Seule une extériorité par rapport à la vie rend cela possible. Au contraire, il est impossible de se retirer de ce qui se vit quotidiennement. Il faut à tout prix éviter de séparer une sphère militante ou identitaire et une autre sphère correspondant à “la vie” ; notre tâche est de dissoudre les identités afin de passer inaperçu et de s’organiser pour assumer les nécessités de nos vies et pouvoir mettre collectivement en pratique nos aspirations.
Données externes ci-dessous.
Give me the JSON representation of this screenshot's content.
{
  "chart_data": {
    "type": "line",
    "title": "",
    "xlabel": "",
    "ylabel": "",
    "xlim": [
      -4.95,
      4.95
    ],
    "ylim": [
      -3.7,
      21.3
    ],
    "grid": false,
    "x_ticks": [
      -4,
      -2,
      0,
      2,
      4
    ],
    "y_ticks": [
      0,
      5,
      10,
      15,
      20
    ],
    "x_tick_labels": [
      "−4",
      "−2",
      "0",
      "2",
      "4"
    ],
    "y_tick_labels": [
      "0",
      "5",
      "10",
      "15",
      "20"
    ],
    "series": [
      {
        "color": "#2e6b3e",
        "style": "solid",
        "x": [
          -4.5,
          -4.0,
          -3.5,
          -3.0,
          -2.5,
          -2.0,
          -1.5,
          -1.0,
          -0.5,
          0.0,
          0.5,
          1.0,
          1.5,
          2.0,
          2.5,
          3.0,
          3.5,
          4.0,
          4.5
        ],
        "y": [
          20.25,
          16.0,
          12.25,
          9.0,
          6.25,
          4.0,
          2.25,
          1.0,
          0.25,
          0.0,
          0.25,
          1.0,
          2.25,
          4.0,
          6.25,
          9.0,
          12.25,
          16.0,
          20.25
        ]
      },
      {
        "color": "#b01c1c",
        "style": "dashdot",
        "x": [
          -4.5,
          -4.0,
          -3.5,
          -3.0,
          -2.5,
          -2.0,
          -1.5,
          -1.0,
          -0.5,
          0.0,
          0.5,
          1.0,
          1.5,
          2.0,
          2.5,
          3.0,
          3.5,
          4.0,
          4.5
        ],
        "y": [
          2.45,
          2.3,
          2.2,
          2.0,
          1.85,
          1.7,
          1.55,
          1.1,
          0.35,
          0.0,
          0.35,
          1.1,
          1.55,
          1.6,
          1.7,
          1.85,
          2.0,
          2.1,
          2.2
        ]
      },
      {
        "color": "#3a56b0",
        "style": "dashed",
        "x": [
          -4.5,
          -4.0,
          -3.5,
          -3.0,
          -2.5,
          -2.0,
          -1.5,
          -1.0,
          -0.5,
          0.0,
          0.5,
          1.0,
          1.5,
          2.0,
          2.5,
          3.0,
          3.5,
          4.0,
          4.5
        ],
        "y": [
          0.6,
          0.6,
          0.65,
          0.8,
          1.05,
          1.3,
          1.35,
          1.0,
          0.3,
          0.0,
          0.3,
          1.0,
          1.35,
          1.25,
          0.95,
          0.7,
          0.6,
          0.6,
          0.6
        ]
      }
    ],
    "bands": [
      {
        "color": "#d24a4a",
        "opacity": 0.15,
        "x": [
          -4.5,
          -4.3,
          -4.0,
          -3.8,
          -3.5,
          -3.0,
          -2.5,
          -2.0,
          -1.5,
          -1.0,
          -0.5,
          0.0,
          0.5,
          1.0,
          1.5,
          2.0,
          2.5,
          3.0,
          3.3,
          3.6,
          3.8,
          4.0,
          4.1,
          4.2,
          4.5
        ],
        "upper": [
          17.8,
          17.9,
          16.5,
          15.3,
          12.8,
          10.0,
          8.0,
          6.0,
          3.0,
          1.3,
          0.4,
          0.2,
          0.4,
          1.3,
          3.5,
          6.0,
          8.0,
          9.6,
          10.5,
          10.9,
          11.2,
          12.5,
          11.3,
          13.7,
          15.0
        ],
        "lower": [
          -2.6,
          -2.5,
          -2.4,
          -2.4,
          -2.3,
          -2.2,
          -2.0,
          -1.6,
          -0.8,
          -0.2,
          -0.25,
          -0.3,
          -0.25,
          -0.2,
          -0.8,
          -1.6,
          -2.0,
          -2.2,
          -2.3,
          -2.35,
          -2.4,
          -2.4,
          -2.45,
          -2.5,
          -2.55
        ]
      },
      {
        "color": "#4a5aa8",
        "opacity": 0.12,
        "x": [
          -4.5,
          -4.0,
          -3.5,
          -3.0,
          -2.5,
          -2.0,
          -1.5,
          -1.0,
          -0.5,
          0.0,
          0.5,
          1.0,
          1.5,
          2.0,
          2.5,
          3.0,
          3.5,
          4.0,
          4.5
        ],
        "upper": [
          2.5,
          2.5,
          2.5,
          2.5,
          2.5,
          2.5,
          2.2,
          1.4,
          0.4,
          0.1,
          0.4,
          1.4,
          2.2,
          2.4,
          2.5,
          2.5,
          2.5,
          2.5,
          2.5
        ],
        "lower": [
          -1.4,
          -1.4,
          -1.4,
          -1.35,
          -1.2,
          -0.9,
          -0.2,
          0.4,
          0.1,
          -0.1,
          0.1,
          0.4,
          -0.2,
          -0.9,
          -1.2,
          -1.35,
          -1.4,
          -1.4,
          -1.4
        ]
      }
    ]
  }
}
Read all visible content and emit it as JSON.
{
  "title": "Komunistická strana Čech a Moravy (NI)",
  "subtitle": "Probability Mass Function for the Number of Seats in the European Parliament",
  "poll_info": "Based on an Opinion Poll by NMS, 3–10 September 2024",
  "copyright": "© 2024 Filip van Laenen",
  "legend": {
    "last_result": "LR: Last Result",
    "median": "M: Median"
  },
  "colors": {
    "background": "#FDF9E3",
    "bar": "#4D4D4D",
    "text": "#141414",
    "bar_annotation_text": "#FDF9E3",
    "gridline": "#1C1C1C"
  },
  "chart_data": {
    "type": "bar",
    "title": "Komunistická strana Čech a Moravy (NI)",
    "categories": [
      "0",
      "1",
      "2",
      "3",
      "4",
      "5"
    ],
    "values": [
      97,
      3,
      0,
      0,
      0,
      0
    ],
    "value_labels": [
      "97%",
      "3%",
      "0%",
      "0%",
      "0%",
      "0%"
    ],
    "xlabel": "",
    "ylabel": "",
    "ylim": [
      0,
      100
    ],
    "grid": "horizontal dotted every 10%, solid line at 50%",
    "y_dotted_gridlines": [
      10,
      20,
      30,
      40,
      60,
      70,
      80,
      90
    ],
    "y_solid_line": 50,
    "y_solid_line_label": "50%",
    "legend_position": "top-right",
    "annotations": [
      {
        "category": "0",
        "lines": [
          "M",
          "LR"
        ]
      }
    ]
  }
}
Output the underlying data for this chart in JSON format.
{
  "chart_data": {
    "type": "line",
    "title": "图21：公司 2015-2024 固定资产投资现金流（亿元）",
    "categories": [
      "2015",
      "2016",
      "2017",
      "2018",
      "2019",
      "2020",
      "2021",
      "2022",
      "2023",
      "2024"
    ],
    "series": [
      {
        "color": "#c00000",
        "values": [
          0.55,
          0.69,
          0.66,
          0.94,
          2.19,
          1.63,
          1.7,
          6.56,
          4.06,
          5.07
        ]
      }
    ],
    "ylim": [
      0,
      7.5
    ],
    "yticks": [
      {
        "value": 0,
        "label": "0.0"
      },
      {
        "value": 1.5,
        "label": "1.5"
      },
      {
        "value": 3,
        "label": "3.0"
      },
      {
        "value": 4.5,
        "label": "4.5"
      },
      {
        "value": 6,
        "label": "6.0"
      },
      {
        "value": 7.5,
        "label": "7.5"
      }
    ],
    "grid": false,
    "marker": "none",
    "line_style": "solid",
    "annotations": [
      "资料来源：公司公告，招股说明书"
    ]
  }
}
Nous croyons fermement que la lutte est autre chose que ce à quoi nous sommes accoutumés. Cela ne nous surprend pas que dans certains espaces, beaucoup de personnes terminent épuisées par leur activité militante, harassées, vidées par l’impuissance à laquelle elles sont réduites. Il est impossible de dissocier la lutte et la vie, de la même manière que nous ne pouvons nous séparer de notre entourage au nom d’on ne sait quelle identité idéologique. Les relations de proximité et d’amitié, simples et immanentes, constituent le ciment sur lequel construire un appel à l’insurrection. Ces liens sont les seuls à même de soutenir une situation d’urgence révolutionnaire ; nous encourageons aussi la prolifération de ces liens et leur mise en avant dans nos différentes manières de nous organiser. Le jeu des identités idéologiques fait peser une charge sur ces liens qui nous freine dans la construction d’une autre manière d’habiter le monde.